В середине XIX века педагоги стали говорить об индивидуальном воспитании, о необходимости растить из ребенка сознательную личность с собственным характером. Новые воспитательные приемы, не отменяя внешней "выправки", без которой, как по-прежнему считалось, не могло быть порядочного человека, все же больше внимания обращали на нравственную и умственную стороны воспитания. Теперь и "выправку" старались детям обосновать, объясняя, почему следует вести себя так, а не иначе, говоря, к примеру: "У достойного человека кругом должен быть порядок — в голове, в делах, в комнате, в костюме, в манерах".

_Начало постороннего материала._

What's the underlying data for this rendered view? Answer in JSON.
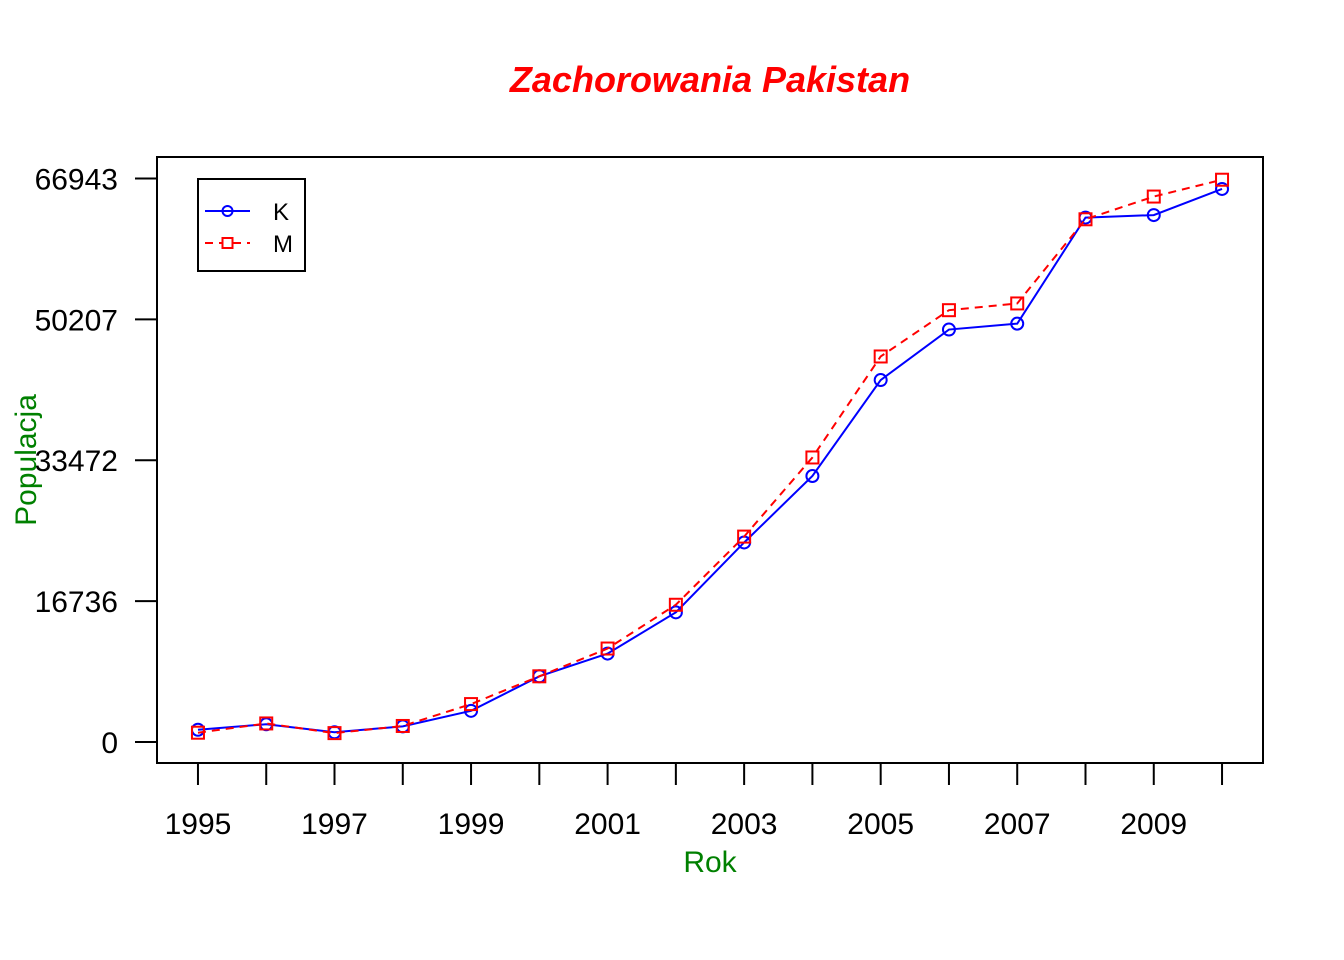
{
  "chart_data": {
    "type": "line",
    "title": "Zachorowania Pakistan",
    "xlabel": "Rok",
    "ylabel": "Populacja",
    "x": [
      1995,
      1996,
      1997,
      1998,
      1999,
      2000,
      2001,
      2002,
      2003,
      2004,
      2005,
      2006,
      2007,
      2008,
      2009,
      2010
    ],
    "x_ticks": [
      "1995",
      "1997",
      "1999",
      "2001",
      "2003",
      "2005",
      "2007",
      "2009"
    ],
    "y_ticks": [
      "0",
      "16736",
      "33472",
      "50207",
      "66943"
    ],
    "ylim": [
      -2500,
      69500
    ],
    "xlim": [
      1994.4,
      2010.6
    ],
    "grid": false,
    "legend_position": "top-left",
    "series": [
      {
        "name": "K",
        "color": "#0000ff",
        "line_style": "solid",
        "marker": "circle",
        "values": [
          1450,
          2100,
          1150,
          1850,
          3700,
          7800,
          10500,
          15400,
          23700,
          31600,
          43000,
          49000,
          49700,
          62300,
          62600,
          65700
        ]
      },
      {
        "name": "M",
        "color": "#ff0000",
        "line_style": "dashed",
        "marker": "square",
        "values": [
          1100,
          2200,
          1050,
          1900,
          4500,
          7800,
          11100,
          16300,
          24400,
          33800,
          45800,
          51300,
          52100,
          62100,
          64800,
          66800
        ]
      }
    ]
  }
}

Между шестнадцатью и восемнадцатью годами барышня начинала выезжать в свет и очень скоро выходила замуж. Затягивать с этим делом не рекомендовалось, чтобы не остаться вековухой; уже года в двадцать три девушка считалась перестарком. С этого времени все заботы о молодой женщине полностью переходили из родительских рук в руки мужа.
В пятнадцать — восемнадцать, много в двадцать лет юный дворянин поступал на службу государю императору, который и становился с этих пор его главным начальником — конечно, если не считать "отцов командиров" и благодетельных столоначальников. Родительская власть, все розги и ласки оставались дома.
Провожая дочь в замужество или сына на службу, отцы, как правило, говорили какое-нибудь напутствие. К примеру, как отец Петруши Гринева: "Служи верно, кому присягнешь… на службу не напрашивайся, от службы не отговаривайся и помни пословицу: береги платье снову, а честь смолоду". Или как отец Михаила Загряжского: "Ну, спущен корабль на воду; отдан Богу на руки".
И "корабль" отправлялся в самостоятельное плавание.
Дворянское воспитание имело много достоинств, но и немало недостатков. Их прекрасно видели сами современники и в XVIII и XIX веках много писали о чрезмерной "галломании", увлечении всем французским, особенно языком, об ограниченности преподаваемых маленьким дворянам познаний, о слабых сторонах "этикетного" воспитания. Все это было справедливо. Но если судить о воспитательной системе по приносимым ею плодам, лучшего воспитания, нежели дворянское, в России, похоже, все-таки не было. И, вспоминая сейчас о лучших русских поэтах и писателях "золотого века", о героях 1812 года, о декабристах, о славных мыслителях и дипломатах, о нежных и преданных женщинах, глядящих на нас со старинных портретов, не будем забывать, что их слава, таланты и очарование — плоды не только природной одаренности, но и особого, дворянского воспитания.